My eyes darted from right to left, trying to understand what Utkatasana meant by following the bodies and breath around me. Ah, it means Chair pose. I swiftly leaned back into my heels and swept my arms up overhead as I deepened my stance. My ten toes hovered slightly off the earth and I felt my shoulders tightening up. Breathe, relax, you’re just beginning.
My first few months of yoga were a compilation of curious eyes and uneven breath. I would show up to class, move around on my mat, and pray the teacher didn’t cue Camel pose. By Savasana, my mind would have slowed down and I’d finally come back to that original intention of coming to class. I wanted to feel good.
Learning to Quiet the Monkey Mind
Over the months of religiously heading to the studio after work, I finally began to feel more comfortable with Sanskrit lingo and the natural progression of Sun Salutation A or B, but I still found my eyes and mind darting from person to person—judging myself, others, and the teacher leading us.
Why is she queuing us into Warrior 1? Does anyone even like this pose? This girl next to me is way more flexible, how can she do middle splits?! Why is there so much sweat in my eyes!
Then, one day I had enough. My mind had been racing, my balance was off, I had high expectations of Dancer’s pose, yet couldn’t manage to find my drishti, or point of focus. Intuitively, I knew I needed to shut out the world and travel inward.
So, I closed my eyes.
When you close your eyes in yoga, two things happen. First, you learn what it’s like to find balance without visual cues and an understanding of where we are in space. Second, you forget about the ego-driven mentality that Western yoga has built up along the years.
The only thing to compare is the sensation you felt on your mat the day before or the depth of your inhalation and exhalation.
I stopped looking in the mirror to remove my ego.

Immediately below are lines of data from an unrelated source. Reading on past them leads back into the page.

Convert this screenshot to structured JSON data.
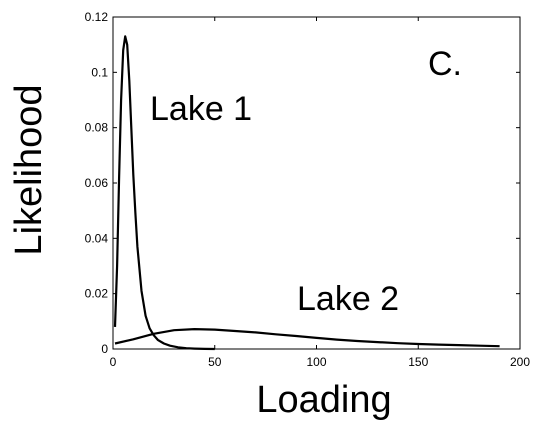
{
  "chart_data": {
    "type": "line",
    "xlabel": "Loading",
    "ylabel": "Likelihood",
    "xlim": [
      0,
      200
    ],
    "ylim": [
      0,
      0.12
    ],
    "x_ticks": [
      "0",
      "50",
      "100",
      "150",
      "200"
    ],
    "y_ticks": [
      "0",
      "0.02",
      "0.04",
      "0.06",
      "0.08",
      "0.1",
      "0.12"
    ],
    "x_tick_values": [
      0,
      50,
      100,
      150,
      200
    ],
    "y_tick_values": [
      0,
      0.02,
      0.04,
      0.06,
      0.08,
      0.1,
      0.12
    ],
    "grid": false,
    "annotations": [
      "C.",
      "Lake 1",
      "Lake 2"
    ],
    "series": [
      {
        "name": "Lake 1",
        "color": "#000000",
        "x": [
          1,
          2,
          3,
          4,
          5,
          6,
          7,
          8,
          9,
          10,
          11,
          12,
          14,
          16,
          18,
          20,
          22,
          25,
          28,
          32,
          36,
          40,
          45,
          50
        ],
        "y": [
          0.008,
          0.03,
          0.062,
          0.09,
          0.108,
          0.113,
          0.11,
          0.097,
          0.08,
          0.063,
          0.049,
          0.037,
          0.021,
          0.012,
          0.0075,
          0.005,
          0.0033,
          0.002,
          0.0012,
          0.0006,
          0.0003,
          0.00015,
          5e-05,
          0.0
        ]
      },
      {
        "name": "Lake 2",
        "color": "#000000",
        "x": [
          1,
          10,
          20,
          30,
          40,
          50,
          60,
          70,
          80,
          90,
          100,
          110,
          120,
          130,
          140,
          150,
          160,
          170,
          180,
          190
        ],
        "y": [
          0.002,
          0.0035,
          0.0055,
          0.0068,
          0.0072,
          0.007,
          0.0065,
          0.006,
          0.0053,
          0.0047,
          0.004,
          0.0034,
          0.0029,
          0.0025,
          0.0021,
          0.0018,
          0.0016,
          0.0014,
          0.0012,
          0.001
        ]
      }
    ]
  }
}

It was getting in the way of my yoga practice. I may have felt “refreshed” at the end of each practice, but I never felt stillness. It wasn’t until I closed my eyes that I had that “a-ha moment” of why so many people practice yoga. When you remove your ego from yoga, you find what it really means to just be rather than try or do.
And when you step into that state of being? That is when things get really groovy. That is when your practice begins to flow. Traveling into your body through sensation and intuition allows you to connect with yourself deeply. You are no longer bogged down by what you look like, instead, you are guided by how you feel.
When outside stimuli are stripped away, the journey inside is that much easier.
Although I hear the music and can hear the teacher cuing the class into Half Pigeon, my breath speaks much louder. It drowns out thoughts, comparisons, and to-do lists as I glide my right leg forward and across the mat into a figure-7 shape. I don’t care to check if my leg is completely parallel to the top of my mat, instead I dance along the line of sensational edge, listening to my body and surrendering my forehead onto the mat.
Without the mirror, my breath and my body become my guide. I become the only student in the studio and I move in that fashion. I open my heart and shoulders until I feel expansive and leave behind any worry of what I may look like to others.
When I stop looking in the mirror, I find what yoga is. A union of mind, body, and soul.